28 novembre: oui ou non, c’est un petit bout d’histoire régionale que l’on écrit

Sur le site www.questionfusion.ch, vous trouverez une compteur  qui donne à la minute le temps qui nous sépare de ce petit moment d’histoire régionale. Au reçu de ce journal, il devrait rester 2 jours, quelques heures et quelques minutes avant la fermeture du scrutin à 11h00, le 28 novembre. C’est rare de vivre un instant d'histoire. Si c’est le oui qui l’emporte dans  les dix communes, le 28 novembre 2010 sera la date de conception de la nouvelle commune d’Oron, à naître officiellement le 1 janvier 2012. Elle restera dans  les mémoires. Mais si une commune dit non, la date sera vite oubliée car elle ne sera qu’une péripétie parmi d’autres dans la lente élaboration d’un Etat confédéral, cantonal et communal moderne.

Mathématiques amusantes 

Quand pour une fois, on a la chance d’écrire un petite chapitre de notre longue histoire régionale, la place du bulletin de vote n’est pas à la corbeille à papier mais bien dans l’urne du bureau communal.  D’autant plus que ce vote est curieux. 

Raisonnons par l’absurde. Le projet pourrait échouer par 33 non contre 3602 oui ! En effet, 3635 bulletins de vote ont été distribués sur l’ensemble des dix communes, dont 65 à Bussigny-sur-Oron, la plus petite commune de l’ensemble.

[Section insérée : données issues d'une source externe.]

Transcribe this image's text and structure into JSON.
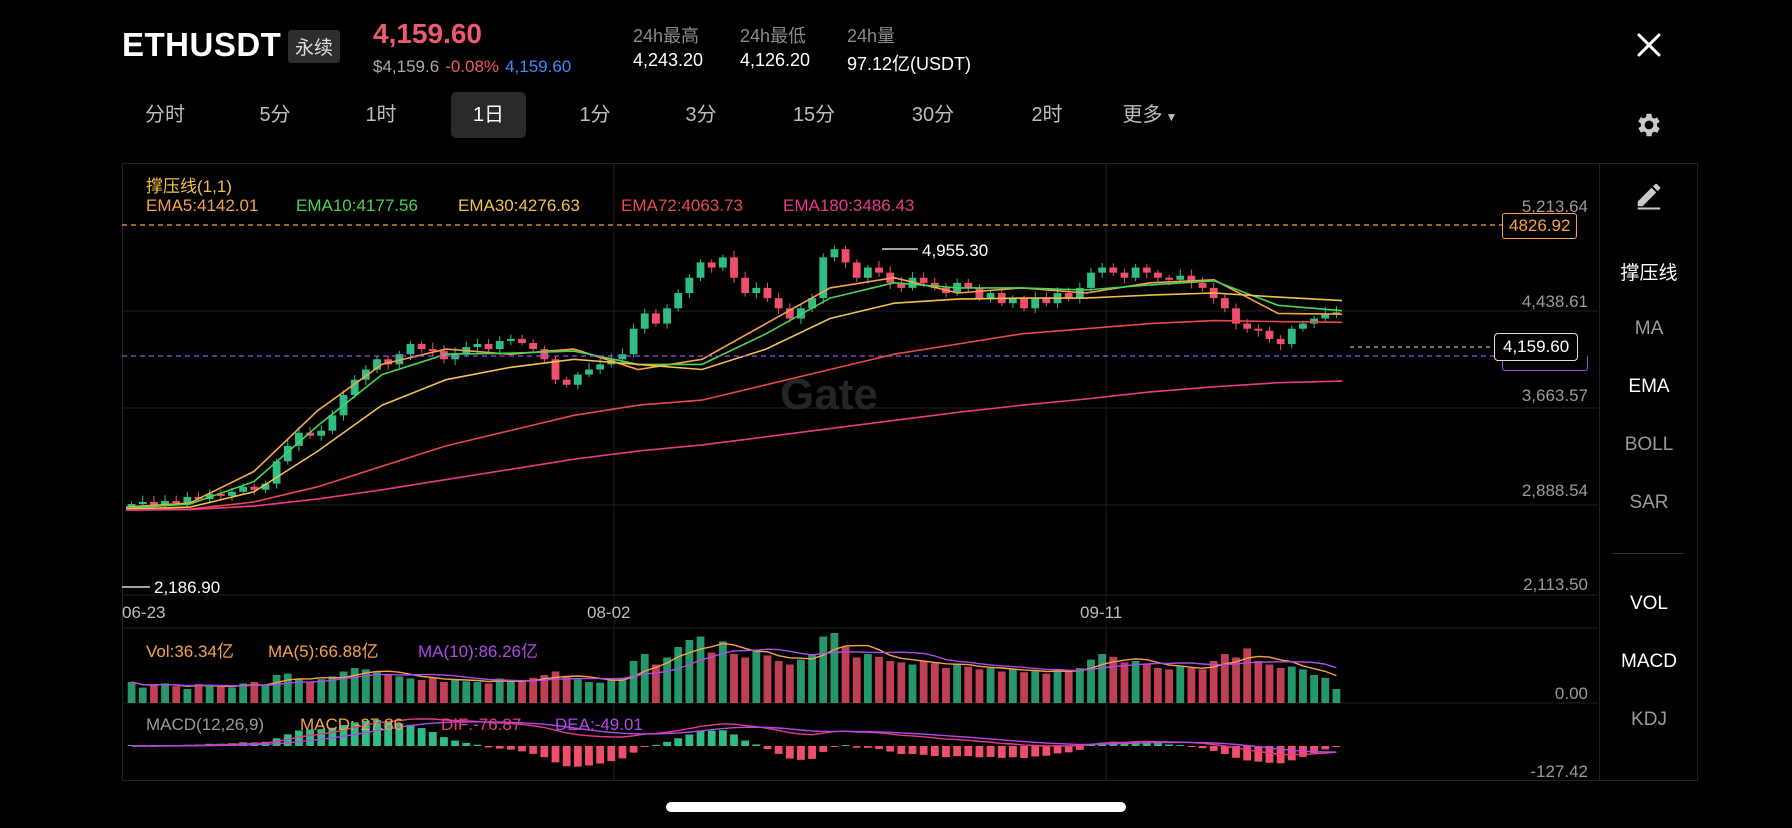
{
  "header": {
    "symbol": "ETHUSDT",
    "contract_type": "永续",
    "last_price": "4,159.60",
    "usd_price": "$4,159.6",
    "change_pct": "-0.08%",
    "mark_price": "4,159.60",
    "stats": [
      {
        "label": "24h最高",
        "value": "4,243.20"
      },
      {
        "label": "24h最低",
        "value": "4,126.20"
      },
      {
        "label": "24h量",
        "value": "97.12亿(USDT)"
      }
    ]
  },
  "timeframes": [
    "分时",
    "5分",
    "1时",
    "1日",
    "1分",
    "3分",
    "15分",
    "30分",
    "2时",
    "更多"
  ],
  "active_timeframe": "1日",
  "sidebar": {
    "main_indicators": [
      "撑压线",
      "MA",
      "EMA",
      "BOLL",
      "SAR"
    ],
    "sub_indicators": [
      "VOL",
      "MACD",
      "KDJ"
    ],
    "active": [
      "撑压线",
      "EMA",
      "VOL",
      "MACD"
    ]
  },
  "main_chart": {
    "indicator_title": "撑压线(1,1)",
    "ema_labels": [
      {
        "text": "EMA5:4142.01",
        "color": "#f5a34a"
      },
      {
        "text": "EMA10:4177.56",
        "color": "#4ad35a"
      },
      {
        "text": "EMA30:4276.63",
        "color": "#f3c14a"
      },
      {
        "text": "EMA72:4063.73",
        "color": "#e94a4a"
      },
      {
        "text": "EMA180:3486.43",
        "color": "#e93a8a"
      }
    ],
    "y_ticks": [
      "5,213.64",
      "4,438.61",
      "3,663.57",
      "2,888.54",
      "2,113.50"
    ],
    "x_ticks": [
      "06-23",
      "08-02",
      "09-11"
    ],
    "resistance_tag": "4826.92",
    "current_tag": "4,159.60",
    "high_label": "4,955.30",
    "low_label": "2,186.90",
    "watermark": "Gate"
  },
  "volume": {
    "labels": [
      {
        "text": "Vol:36.34亿",
        "color": "#f5a34a"
      },
      {
        "text": "MA(5):66.88亿",
        "color": "#f5a34a"
      },
      {
        "text": "MA(10):86.26亿",
        "color": "#b04ae9"
      }
    ],
    "y_tick": "0.00"
  },
  "macd": {
    "labels": [
      {
        "text": "MACD(12,26,9)",
        "color": "#9a9a9e"
      },
      {
        "text": "MACD:-27.86",
        "color": "#f5a34a"
      },
      {
        "text": "DIF:-76.87",
        "color": "#e93a8a"
      },
      {
        "text": "DEA:-49.01",
        "color": "#b04ae9"
      }
    ],
    "y_tick": "-127.42"
  },
  "colors": {
    "up": "#2fbd85",
    "down": "#ef4f6a",
    "accent_price": "#ef5a6f",
    "mark": "#3d8bff"
  },
  "chart_data": {
    "type": "candlestick",
    "ylim": [
      2113.5,
      5213.64
    ],
    "closes": [
      2280,
      2300,
      2270,
      2310,
      2290,
      2350,
      2330,
      2380,
      2360,
      2400,
      2450,
      2420,
      2480,
      2700,
      2850,
      2980,
      2950,
      3000,
      3150,
      3350,
      3500,
      3600,
      3700,
      3650,
      3750,
      3850,
      3800,
      3780,
      3700,
      3760,
      3820,
      3850,
      3800,
      3880,
      3900,
      3860,
      3800,
      3700,
      3500,
      3450,
      3550,
      3600,
      3650,
      3700,
      3750,
      4000,
      4150,
      4050,
      4200,
      4350,
      4500,
      4650,
      4600,
      4700,
      4500,
      4350,
      4400,
      4300,
      4200,
      4100,
      4200,
      4300,
      4700,
      4780,
      4650,
      4500,
      4600,
      4550,
      4450,
      4400,
      4500,
      4450,
      4400,
      4350,
      4450,
      4400,
      4300,
      4350,
      4250,
      4300,
      4200,
      4300,
      4250,
      4350,
      4300,
      4400,
      4550,
      4600,
      4550,
      4500,
      4600,
      4550,
      4500,
      4480,
      4520,
      4450,
      4400,
      4300,
      4200,
      4050,
      4000,
      3980,
      3900,
      3850,
      4000,
      4050,
      4100,
      4150,
      4160
    ],
    "volume": [
      30,
      22,
      25,
      28,
      24,
      20,
      27,
      26,
      23,
      22,
      28,
      30,
      25,
      40,
      42,
      35,
      30,
      34,
      38,
      45,
      50,
      48,
      44,
      40,
      38,
      35,
      33,
      36,
      30,
      34,
      31,
      30,
      28,
      35,
      32,
      30,
      36,
      40,
      45,
      38,
      34,
      30,
      29,
      33,
      36,
      60,
      70,
      55,
      65,
      80,
      90,
      95,
      72,
      88,
      70,
      65,
      75,
      68,
      60,
      55,
      62,
      70,
      95,
      100,
      80,
      65,
      70,
      66,
      60,
      58,
      55,
      60,
      57,
      50,
      55,
      52,
      48,
      50,
      45,
      48,
      44,
      46,
      42,
      48,
      46,
      50,
      62,
      70,
      66,
      58,
      60,
      55,
      50,
      48,
      52,
      50,
      48,
      60,
      70,
      65,
      78,
      60,
      55,
      50,
      52,
      48,
      40,
      36,
      20
    ],
    "ema": {
      "EMA5": [
        2250,
        2290,
        2600,
        3200,
        3650,
        3800,
        3750,
        3800,
        3600,
        3700,
        4050,
        4400,
        4500,
        4350,
        4400,
        4350,
        4450,
        4480,
        4150,
        4142
      ],
      "EMA10": [
        2240,
        2280,
        2500,
        3050,
        3550,
        3750,
        3760,
        3780,
        3650,
        3650,
        3950,
        4300,
        4450,
        4400,
        4400,
        4380,
        4430,
        4470,
        4230,
        4177
      ],
      "EMA30": [
        2230,
        2250,
        2400,
        2800,
        3250,
        3500,
        3620,
        3700,
        3650,
        3600,
        3800,
        4100,
        4250,
        4290,
        4300,
        4300,
        4330,
        4350,
        4310,
        4276
      ],
      "EMA72": [
        2220,
        2230,
        2300,
        2450,
        2650,
        2850,
        3000,
        3150,
        3250,
        3300,
        3450,
        3600,
        3750,
        3850,
        3950,
        4000,
        4050,
        4080,
        4070,
        4063
      ],
      "EMA180": [
        2220,
        2225,
        2260,
        2330,
        2420,
        2520,
        2620,
        2720,
        2800,
        2860,
        2940,
        3020,
        3100,
        3180,
        3250,
        3310,
        3380,
        3430,
        3470,
        3486
      ]
    },
    "macd": {
      "dif_last": -76.87,
      "dea_last": -49.01,
      "macd_last": -27.86
    }
  }
}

Si la majorité refuse, soit 33 personnes sur 65, adieu la fusion à dix,  le dossier est à revoir ! Le nombre de non peut encore être plus faible si on table sur une participation de 70%. Il suffirait alors de 23 non contre 2521 oui pour faire basculer toute l’affaire. 

Tout ceci n’est que mathématiques amusantes, mais c’est pour dire combien chaque vote dans chaque commune est important. Car la pire des choses dans  ce cas est l’abstention. Raisonnons encore une fois par l’absurde. Admettons que dans une commune, deux personnes votent et toutes les autres s’abstiennent. L’une dit oui, l’autre dit non. Pour ce seul non, toute la fusion capote ! Inacceptable pour les neuf autres communes ! Alors votez ! 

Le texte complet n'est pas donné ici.